[ summer / winter ] is the worst time to lose a [ country / lover ]

— George Abraham

after Joy Harjo

yes, that was me you saw unraveling in the snowfall that mid-February night: teardrop crystalizing on phone glass; snow’s emptiness mimicking the negative of me;

yes, it was angelic, almost: how under the right stratosphere, water becomes memory of body but never the grief it cradled—

you were inside with the others, perhaps, drunk off your own sweat, learning the shape of an unfamiliar body; a warmth to colonize & become—

or maybe you were a vague acquaintance, who on another day, would have stopped and asked if i needed a hug: a simple touch to take the world away—

yes, that was me you saw bleeding into a kuffiyah the summer i lost a country. that was my voice, bursting through your speakers at the vigil; the liberal zionists crying as the other Palestinian boy lists off the friends & family lost in the massacre—

yes, that was me you heard at that ivory tower reception, ranting into a microphone about colonization, and my body, and the colonization of my body. did i ruin your dinner conversation? i sure hope i didn’t disturb your evening by existing—

that was me you heard quivering in the shower at 3 AM, midsummer; water dancing across body, musicless, shedding its bloodied petals—
yes, he entered my ill-defined borders;
yes, he made a country of me;
yes, he was mine for the taking.

yes, that was me you saw on the ledge of that 3rd floor dorm room window. my legs, dangling over the edge icicles melting above you, the brief moment before the collapse.
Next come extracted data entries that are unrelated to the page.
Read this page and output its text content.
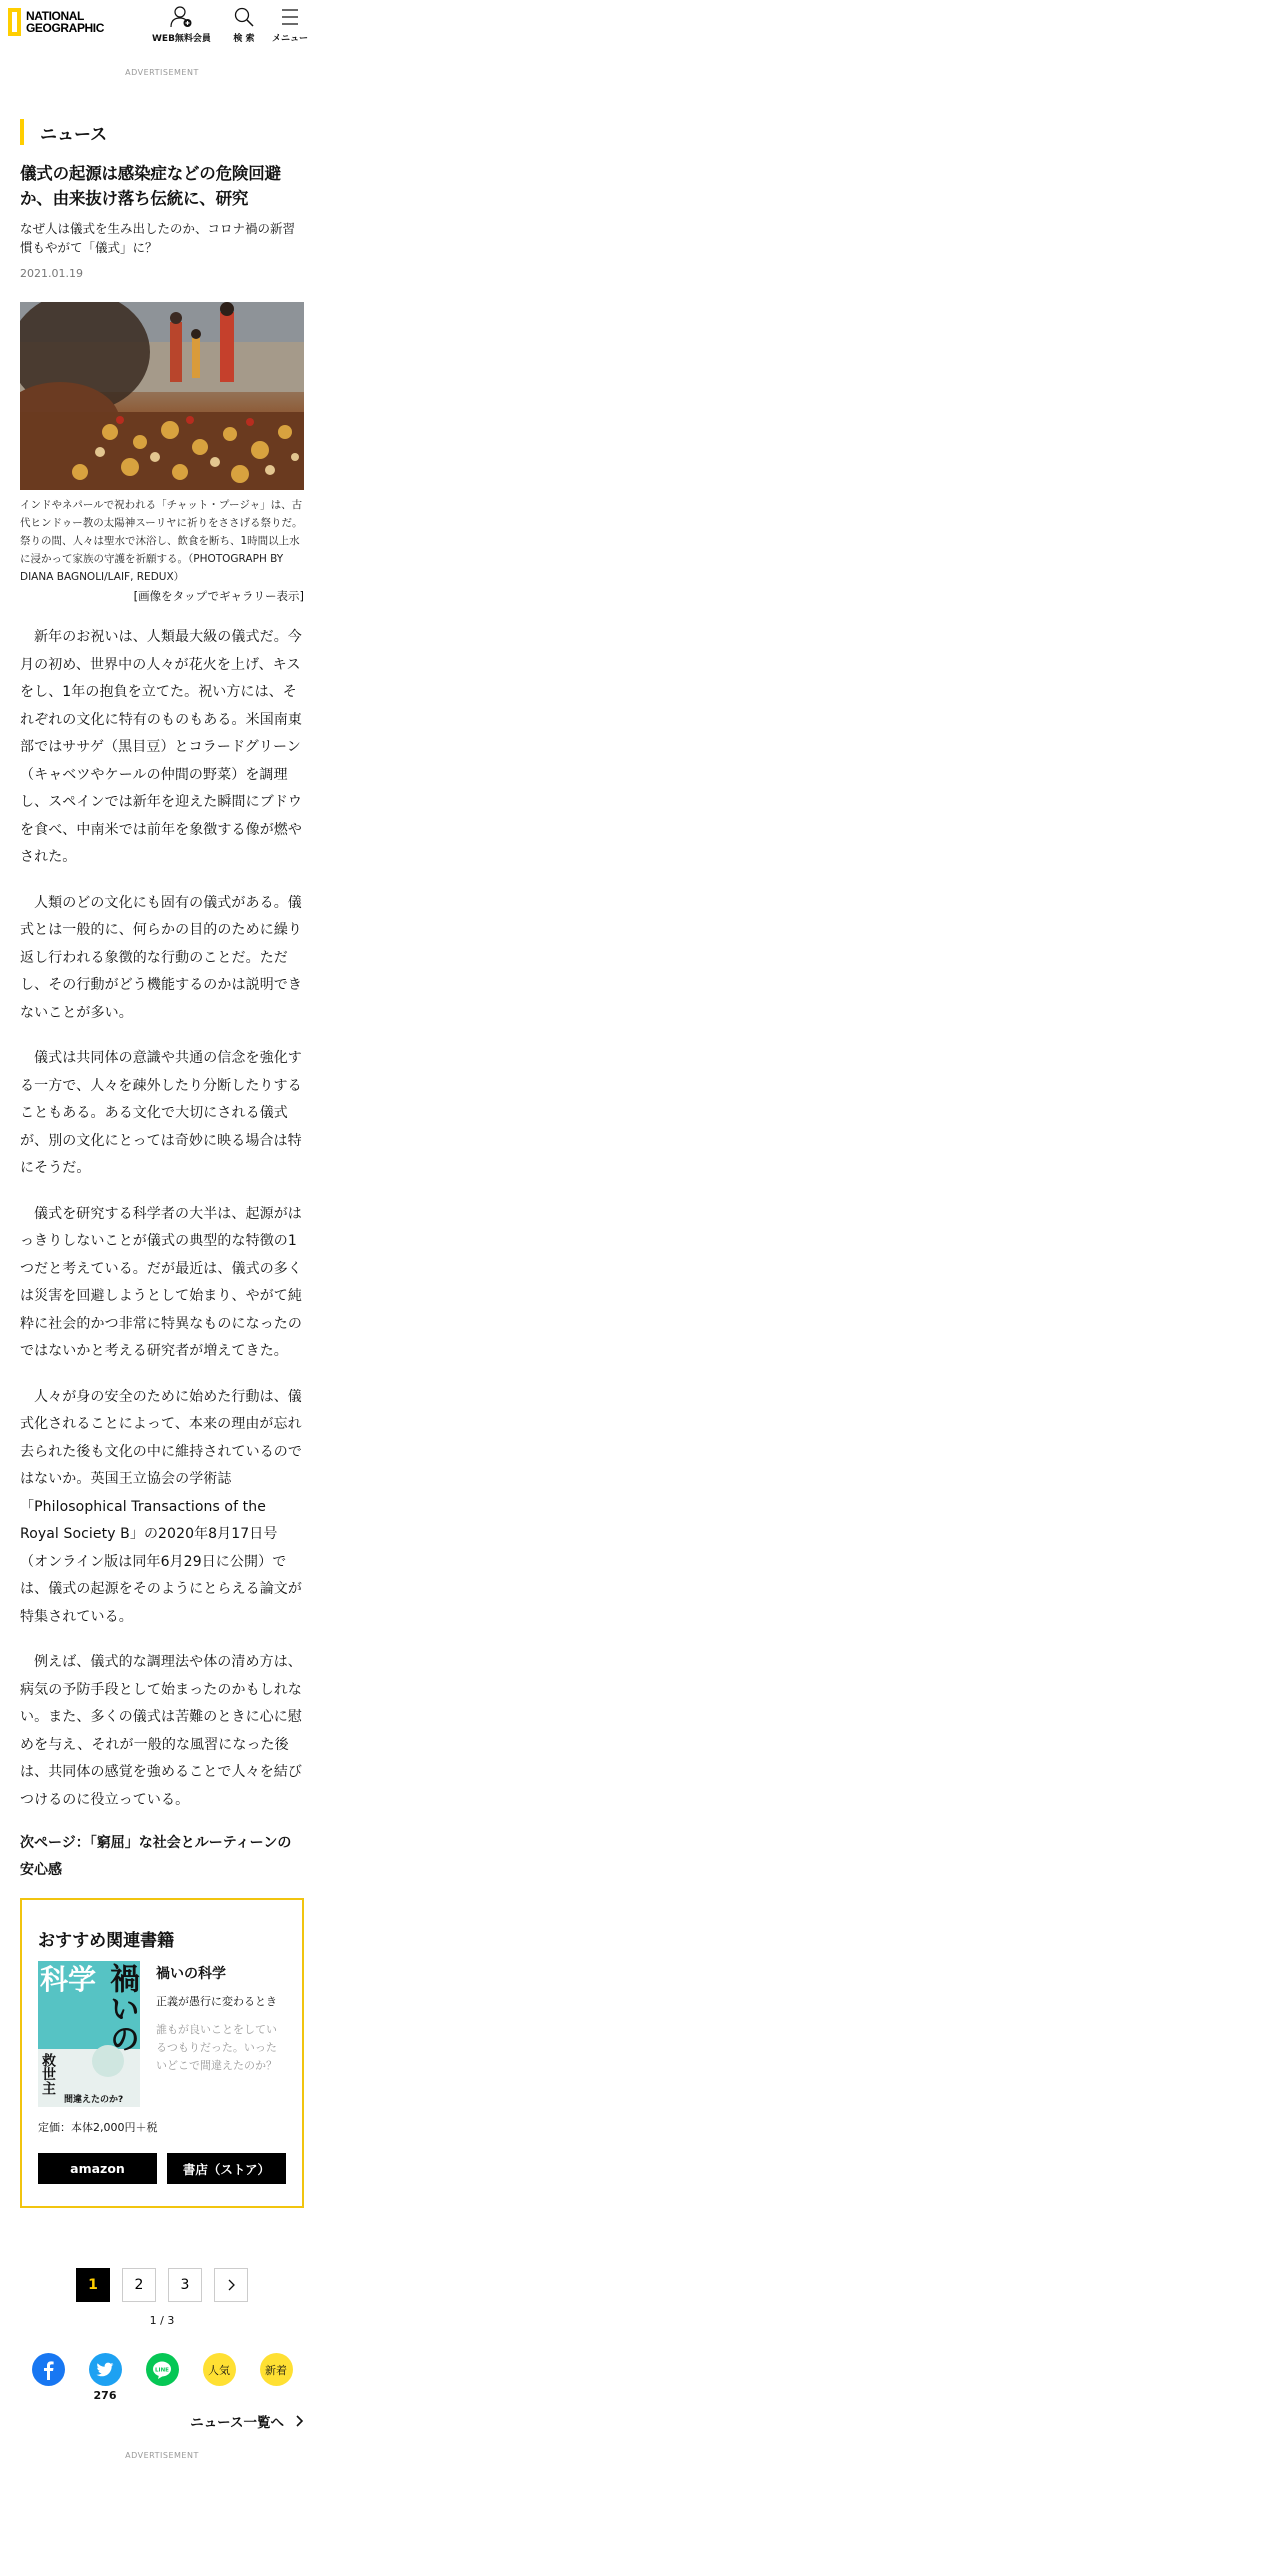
NATIONAL
GEOGRAPHIC
WEB無料会員 検 索 メニュー
ADVERTISEMENT
ニュース
儀式の起源は感染症などの危険回避か、由来抜け落ち伝統に、研究
なぜ人は儀式を生み出したのか、コロナ禍の新習慣もやがて「儀式」に？
2021.01.19
インドやネパールで祝われる「チャット・プージャ」は、古代ヒンドゥー教の太陽神スーリヤに祈りをささげる祭りだ。祭りの間、人々は聖水で沐浴し、飲食を断ち、1時間以上水に浸かって家族の守護を祈願する。（PHOTOGRAPH BY DIANA BAGNOLI/LAIF, REDUX）
[画像をタップでギャラリー表示]

新年のお祝いは、人類最大級の儀式だ。今月の初め、世界中の人々が花火を上げ、キスをし、1年の抱負を立てた。祝い方には、それぞれの文化に特有のものもある。米国南東部ではササゲ（黒目豆）とコラードグリーン（キャベツやケールの仲間の野菜）を調理し、スペインでは新年を迎えた瞬間にブドウを食べ、中南米では前年を象徴する像が燃やされた。

人類のどの文化にも固有の儀式がある。儀式とは一般的に、何らかの目的のために繰り返し行われる象徴的な行動のことだ。ただし、その行動がどう機能するのかは説明できないことが多い。

儀式は共同体の意識や共通の信念を強化する一方で、人々を疎外したり分断したりすることもある。ある文化で大切にされる儀式が、別の文化にとっては奇妙に映る場合は特にそうだ。

儀式を研究する科学者の大半は、起源がはっきりしないことが儀式の典型的な特徴の1つだと考えている。だが最近は、儀式の多くは災害を回避しようとして始まり、やがて純粋に社会的かつ非常に特異なものになったのではないかと考える研究者が増えてきた。

人々が身の安全のために始めた行動は、儀式化されることによって、本来の理由が忘れ去られた後も文化の中に維持されているのではないか。英国王立協会の学術誌「Philosophical Transactions of the Royal Society B」の2020年8月17日号（オンライン版は同年6月29日に公開）では、儀式の起源をそのようにとらえる論文が特集されている。

例えば、儀式的な調理法や体の清め方は、病気の予防手段として始まったのかもしれない。また、多くの儀式は苦難のときに心に慰めを与え、それが一般的な風習になった後は、共同体の感覚を強めることで人々を結びつけるのに役立っている。

次ページ：「窮屈」な社会とルーティーンの安心感
おすすめ関連書籍
禍いの
科学
救世主
間違えたのか?
禍いの科学
正義が愚行に変わるとき
誰もが良いことをしているつもりだった。いったいどこで間違えたのか？
定価：本体2,000円＋税
amazon	書店（ストア）
1	2	3
1 / 3
276
LINE	人気	新着
ニュース一覧へ
ADVERTISEMENT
it would have been such a spectacle: you, stone-shocked & frigid, silent as a gargoyle, succumbing to the wind like a fallen angel—

yes, that was me you saw praying at the back of that funeral procession; my family, small & hollow before their christ, silent as falling petals; as the rose i kissed & let go as they lowered Her body into the earth—

yes, She taught me how to laugh, even at funerals: to exist loudly, even when grief out-weighs the clouds above us—

that was me you saw dancing that night, drunk & faded with my cellphone off, not thinking of the calls i’d miss, nor the ways my body failed me in that moment: not even my own sweat remembered my name—

or how much of me was lost in a language i did not have—

No. She didn’t make it home. Her mother crying through the snow & thick phone static.